Não há uma diminuição do consumo do ponto de vista da demanda. O que há é uma diminuição da oferta formal. Como a produção caiu devido à concorrência com a informalidade, fechamos quatro mil empregos. Não posso deixar de admitir que as campanhas anti-tabagistas surtem efeito na cabeça do consumidor, sobretudo do jovem.
Há um desconhecimento generalizado do público em relação ao nosso código de ética. Sempre tivemos uma conduta que nos impede de convidar atores com menos de 21 anos ou que aparentem menos de 25 anos. E também não utilizamos mídia direcionada para adolescentes. Hoje, está terminantemente proibido veicular anúncios na tevê antes das 21 horas. Nós só o fazemos a partir das 21h30. Não fazemos publicidade para jovens. Isso é o que eu chamo de mote para restringir a atuação da indústria.

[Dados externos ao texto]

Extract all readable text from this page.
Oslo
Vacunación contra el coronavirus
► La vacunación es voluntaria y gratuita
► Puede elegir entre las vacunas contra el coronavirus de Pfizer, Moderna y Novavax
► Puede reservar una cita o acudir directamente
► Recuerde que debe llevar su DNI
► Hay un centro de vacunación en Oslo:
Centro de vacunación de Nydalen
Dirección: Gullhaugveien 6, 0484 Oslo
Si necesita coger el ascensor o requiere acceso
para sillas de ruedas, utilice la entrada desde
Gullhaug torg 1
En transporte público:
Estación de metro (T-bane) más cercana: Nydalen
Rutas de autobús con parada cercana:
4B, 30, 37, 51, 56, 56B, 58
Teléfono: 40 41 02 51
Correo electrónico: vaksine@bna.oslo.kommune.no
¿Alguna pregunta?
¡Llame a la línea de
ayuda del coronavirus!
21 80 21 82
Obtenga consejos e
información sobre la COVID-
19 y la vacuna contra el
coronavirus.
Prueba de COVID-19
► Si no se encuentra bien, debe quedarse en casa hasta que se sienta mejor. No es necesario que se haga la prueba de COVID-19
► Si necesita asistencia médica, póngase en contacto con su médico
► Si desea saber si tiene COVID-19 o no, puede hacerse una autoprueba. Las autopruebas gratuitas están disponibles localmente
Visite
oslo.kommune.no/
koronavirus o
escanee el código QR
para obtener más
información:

Aqui no Brasil existem 22 ações contra a Souza Cruz. Em todas elas já ganhamos em primeira ou segunda instância. Há cerca de um ano e meio, nos Estados Unidos, a indústria de cigarros perdeu uma ação que estipulou um valor de US$ 250 bilhões a serem pagos em 25 anos. Um pequeno grupo de advogados vai embolsar US$ 500 milhões ao ano. Temos de admitir que poucos negócios no mundo são tão rentáveis como esse. Acredito que esse movimento faça parte de uma indústria de indenização que já está chegando no Brasil.
Eu admito que esse cafezinho poderia estar muito mais quente, porque ficaria muito mais gostoso.